The fog lifts only briefly at midday. Although the hills of the Peak District rise above it, just as forecast, we decide not to drive for 25 minutes through such poor visibility in order to enjoy a walk there.
Looking for something suitable to draw in a drift of autumn leaves on a lawn in foggy Ossett I realise that they are all sycamore leaves; three sycamore trees stand alongside the little track beside the garden.
Rather than stand outdoors drawing the soggy pile, I choose one dry leaf that has been caught in the branches of a Russian vine and settle down to draw it in comfort indoors.

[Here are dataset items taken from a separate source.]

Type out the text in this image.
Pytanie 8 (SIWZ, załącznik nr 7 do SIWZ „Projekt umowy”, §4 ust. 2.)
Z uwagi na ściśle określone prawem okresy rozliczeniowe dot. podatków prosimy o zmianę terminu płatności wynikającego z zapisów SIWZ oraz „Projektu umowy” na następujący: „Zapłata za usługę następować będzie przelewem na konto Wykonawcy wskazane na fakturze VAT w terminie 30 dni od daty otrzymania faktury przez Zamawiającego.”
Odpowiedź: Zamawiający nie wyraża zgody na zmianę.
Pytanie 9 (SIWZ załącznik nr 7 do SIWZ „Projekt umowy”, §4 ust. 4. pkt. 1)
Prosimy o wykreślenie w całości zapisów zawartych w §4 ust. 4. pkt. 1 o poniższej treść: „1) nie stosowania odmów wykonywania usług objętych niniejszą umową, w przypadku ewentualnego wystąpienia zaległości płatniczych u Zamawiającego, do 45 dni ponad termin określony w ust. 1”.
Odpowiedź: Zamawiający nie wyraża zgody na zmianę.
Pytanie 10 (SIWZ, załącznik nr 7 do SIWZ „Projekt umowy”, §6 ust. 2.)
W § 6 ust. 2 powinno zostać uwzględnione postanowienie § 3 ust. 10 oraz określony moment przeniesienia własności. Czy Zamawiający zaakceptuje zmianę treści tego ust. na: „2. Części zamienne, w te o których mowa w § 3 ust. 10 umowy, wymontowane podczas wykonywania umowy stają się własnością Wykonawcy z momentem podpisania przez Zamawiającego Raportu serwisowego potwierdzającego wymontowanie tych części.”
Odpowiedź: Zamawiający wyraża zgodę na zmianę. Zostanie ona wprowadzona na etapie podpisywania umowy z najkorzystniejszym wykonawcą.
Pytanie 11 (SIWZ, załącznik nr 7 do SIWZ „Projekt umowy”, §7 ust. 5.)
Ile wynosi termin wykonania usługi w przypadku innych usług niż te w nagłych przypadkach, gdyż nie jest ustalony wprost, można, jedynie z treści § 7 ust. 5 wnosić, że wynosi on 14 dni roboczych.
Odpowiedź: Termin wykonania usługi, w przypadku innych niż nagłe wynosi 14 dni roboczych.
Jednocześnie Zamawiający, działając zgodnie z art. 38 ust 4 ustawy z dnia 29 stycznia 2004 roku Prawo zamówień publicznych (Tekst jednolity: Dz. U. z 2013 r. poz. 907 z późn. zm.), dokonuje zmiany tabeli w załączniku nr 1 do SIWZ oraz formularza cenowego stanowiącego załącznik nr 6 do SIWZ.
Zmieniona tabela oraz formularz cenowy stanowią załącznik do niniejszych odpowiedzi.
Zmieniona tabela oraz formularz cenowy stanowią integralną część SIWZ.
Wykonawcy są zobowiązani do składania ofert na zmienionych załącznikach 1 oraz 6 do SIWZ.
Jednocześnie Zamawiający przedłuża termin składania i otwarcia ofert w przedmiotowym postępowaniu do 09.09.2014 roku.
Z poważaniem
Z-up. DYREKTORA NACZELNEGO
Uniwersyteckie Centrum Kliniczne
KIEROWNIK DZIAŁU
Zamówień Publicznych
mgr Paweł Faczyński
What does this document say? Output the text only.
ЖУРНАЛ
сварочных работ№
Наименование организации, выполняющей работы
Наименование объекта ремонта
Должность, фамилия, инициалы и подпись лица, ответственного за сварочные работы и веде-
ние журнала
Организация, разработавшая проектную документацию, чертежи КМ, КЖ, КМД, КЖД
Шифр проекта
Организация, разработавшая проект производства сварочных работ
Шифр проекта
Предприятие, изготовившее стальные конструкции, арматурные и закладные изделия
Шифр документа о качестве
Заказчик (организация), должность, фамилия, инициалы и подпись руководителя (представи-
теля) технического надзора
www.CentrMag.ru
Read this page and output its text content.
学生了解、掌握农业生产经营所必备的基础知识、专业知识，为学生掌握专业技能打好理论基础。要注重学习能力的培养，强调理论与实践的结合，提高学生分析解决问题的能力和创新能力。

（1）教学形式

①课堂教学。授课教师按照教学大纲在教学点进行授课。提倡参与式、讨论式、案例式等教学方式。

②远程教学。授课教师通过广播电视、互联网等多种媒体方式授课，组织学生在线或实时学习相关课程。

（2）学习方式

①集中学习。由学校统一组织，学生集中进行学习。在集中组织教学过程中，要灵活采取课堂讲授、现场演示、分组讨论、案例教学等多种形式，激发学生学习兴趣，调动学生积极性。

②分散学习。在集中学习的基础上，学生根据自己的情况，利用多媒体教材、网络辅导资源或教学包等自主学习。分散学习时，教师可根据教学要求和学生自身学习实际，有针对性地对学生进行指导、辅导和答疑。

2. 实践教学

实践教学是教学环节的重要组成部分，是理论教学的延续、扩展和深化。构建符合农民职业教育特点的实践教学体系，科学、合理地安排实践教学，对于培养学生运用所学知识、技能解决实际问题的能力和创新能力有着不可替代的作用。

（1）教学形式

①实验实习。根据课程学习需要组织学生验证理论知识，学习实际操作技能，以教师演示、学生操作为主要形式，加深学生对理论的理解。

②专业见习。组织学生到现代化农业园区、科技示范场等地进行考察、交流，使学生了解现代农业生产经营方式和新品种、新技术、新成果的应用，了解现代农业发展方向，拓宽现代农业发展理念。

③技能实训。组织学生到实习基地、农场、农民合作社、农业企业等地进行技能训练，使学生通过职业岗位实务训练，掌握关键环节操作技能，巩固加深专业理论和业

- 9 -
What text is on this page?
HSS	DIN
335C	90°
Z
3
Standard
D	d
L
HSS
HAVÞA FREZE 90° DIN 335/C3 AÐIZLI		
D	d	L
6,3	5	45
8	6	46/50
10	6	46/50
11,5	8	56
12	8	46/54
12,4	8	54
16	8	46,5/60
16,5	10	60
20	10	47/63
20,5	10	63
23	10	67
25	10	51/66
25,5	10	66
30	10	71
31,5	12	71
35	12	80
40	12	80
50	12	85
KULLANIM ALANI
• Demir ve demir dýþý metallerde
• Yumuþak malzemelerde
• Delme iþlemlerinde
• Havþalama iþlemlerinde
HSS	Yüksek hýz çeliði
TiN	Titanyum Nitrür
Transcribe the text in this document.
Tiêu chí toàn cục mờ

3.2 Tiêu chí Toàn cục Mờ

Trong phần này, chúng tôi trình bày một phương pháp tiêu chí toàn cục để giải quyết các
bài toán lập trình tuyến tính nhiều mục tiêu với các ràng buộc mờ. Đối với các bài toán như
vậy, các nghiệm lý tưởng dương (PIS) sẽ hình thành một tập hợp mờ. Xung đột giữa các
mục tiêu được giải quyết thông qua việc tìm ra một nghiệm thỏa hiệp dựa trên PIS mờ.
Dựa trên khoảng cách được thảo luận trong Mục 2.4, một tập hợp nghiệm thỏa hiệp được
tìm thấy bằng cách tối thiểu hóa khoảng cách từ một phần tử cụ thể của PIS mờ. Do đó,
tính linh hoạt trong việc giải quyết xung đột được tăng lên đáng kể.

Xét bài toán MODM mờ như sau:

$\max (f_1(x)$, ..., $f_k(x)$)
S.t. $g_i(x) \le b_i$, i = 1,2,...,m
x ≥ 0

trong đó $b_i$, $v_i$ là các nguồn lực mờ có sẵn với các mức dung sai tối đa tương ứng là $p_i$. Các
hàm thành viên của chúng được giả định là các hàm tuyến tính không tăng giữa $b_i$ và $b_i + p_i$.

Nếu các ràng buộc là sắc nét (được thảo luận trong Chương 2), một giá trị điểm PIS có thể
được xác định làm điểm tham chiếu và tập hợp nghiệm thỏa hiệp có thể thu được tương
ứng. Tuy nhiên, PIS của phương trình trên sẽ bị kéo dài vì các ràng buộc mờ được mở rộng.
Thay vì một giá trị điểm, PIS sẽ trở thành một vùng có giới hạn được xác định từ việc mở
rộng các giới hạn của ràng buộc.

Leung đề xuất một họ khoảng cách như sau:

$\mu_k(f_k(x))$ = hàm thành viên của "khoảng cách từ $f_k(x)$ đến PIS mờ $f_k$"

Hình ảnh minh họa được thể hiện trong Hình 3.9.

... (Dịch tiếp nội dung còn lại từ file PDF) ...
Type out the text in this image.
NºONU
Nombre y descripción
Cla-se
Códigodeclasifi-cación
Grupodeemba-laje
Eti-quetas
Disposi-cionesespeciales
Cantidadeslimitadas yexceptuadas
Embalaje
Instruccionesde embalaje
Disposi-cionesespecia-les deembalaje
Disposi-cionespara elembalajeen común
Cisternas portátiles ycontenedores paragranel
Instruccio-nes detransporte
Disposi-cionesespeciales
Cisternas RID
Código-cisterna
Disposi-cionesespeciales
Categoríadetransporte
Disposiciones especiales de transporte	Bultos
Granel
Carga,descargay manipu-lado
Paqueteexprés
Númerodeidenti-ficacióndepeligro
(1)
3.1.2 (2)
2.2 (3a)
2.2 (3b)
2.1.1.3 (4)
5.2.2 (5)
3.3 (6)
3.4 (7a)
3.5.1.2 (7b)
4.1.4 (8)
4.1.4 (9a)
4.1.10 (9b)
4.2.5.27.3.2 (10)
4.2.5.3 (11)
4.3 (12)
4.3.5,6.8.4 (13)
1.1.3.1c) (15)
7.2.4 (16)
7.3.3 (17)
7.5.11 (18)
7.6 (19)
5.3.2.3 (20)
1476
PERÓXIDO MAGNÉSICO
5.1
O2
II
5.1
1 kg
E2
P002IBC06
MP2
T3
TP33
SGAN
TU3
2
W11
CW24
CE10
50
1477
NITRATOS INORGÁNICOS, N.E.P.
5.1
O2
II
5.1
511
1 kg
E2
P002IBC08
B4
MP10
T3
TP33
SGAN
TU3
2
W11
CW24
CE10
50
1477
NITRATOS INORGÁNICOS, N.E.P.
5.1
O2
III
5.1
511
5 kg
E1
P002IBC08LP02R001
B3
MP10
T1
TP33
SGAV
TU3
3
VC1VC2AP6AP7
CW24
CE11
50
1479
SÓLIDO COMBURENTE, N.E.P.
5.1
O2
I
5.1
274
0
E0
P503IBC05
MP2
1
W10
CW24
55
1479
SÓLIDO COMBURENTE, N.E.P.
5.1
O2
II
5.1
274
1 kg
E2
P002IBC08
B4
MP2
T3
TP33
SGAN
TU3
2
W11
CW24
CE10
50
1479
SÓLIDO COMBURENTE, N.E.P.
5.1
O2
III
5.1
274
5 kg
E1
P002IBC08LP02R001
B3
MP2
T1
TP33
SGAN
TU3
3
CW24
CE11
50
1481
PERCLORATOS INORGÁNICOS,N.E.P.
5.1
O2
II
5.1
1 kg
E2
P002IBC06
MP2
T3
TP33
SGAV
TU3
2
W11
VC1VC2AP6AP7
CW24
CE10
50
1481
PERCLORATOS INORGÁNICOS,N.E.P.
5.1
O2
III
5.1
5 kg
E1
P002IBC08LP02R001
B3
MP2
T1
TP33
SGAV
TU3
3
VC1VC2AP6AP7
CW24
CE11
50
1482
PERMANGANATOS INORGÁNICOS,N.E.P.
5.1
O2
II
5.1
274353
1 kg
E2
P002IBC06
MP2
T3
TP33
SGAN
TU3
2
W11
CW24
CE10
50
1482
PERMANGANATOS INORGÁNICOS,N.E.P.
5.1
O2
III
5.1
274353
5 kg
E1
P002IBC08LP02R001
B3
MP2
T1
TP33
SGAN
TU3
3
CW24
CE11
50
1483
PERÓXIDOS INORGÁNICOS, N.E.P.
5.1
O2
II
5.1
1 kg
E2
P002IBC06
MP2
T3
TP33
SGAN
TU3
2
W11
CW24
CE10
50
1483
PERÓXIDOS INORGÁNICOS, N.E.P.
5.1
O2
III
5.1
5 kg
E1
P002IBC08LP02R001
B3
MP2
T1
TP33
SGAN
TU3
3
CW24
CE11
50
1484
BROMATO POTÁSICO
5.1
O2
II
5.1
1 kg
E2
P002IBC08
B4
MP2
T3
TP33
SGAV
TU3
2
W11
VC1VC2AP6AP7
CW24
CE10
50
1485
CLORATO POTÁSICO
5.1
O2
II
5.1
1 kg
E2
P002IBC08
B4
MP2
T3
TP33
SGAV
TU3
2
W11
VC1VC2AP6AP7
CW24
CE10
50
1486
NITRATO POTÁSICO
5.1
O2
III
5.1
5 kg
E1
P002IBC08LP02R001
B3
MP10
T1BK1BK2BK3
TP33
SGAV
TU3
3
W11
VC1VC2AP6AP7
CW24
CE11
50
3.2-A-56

We didn’t get out to walk over a landscape of ridges and channels but I can explore a landscape in miniature by closely observing the undulating surface and the network of veins of the leaf.
I remember when I was at the Grammar School here in Ossett and we had a few art lessons from a student teacher who got us to draw a close-up of a leaf – just a small section, about the size of a postage stamp, not the outline. She then got us to take it a stage further and work up a design from it. I stuck pretty much to what I could see, just adding colour, which at school was powder paints, mixed in a plastic palette.
I remember getting totally absorbed by the repetitive but varied detail. Drawing it must have been a semi-hypnotic process, like getting lost in a landscape of rolling hills and rivers.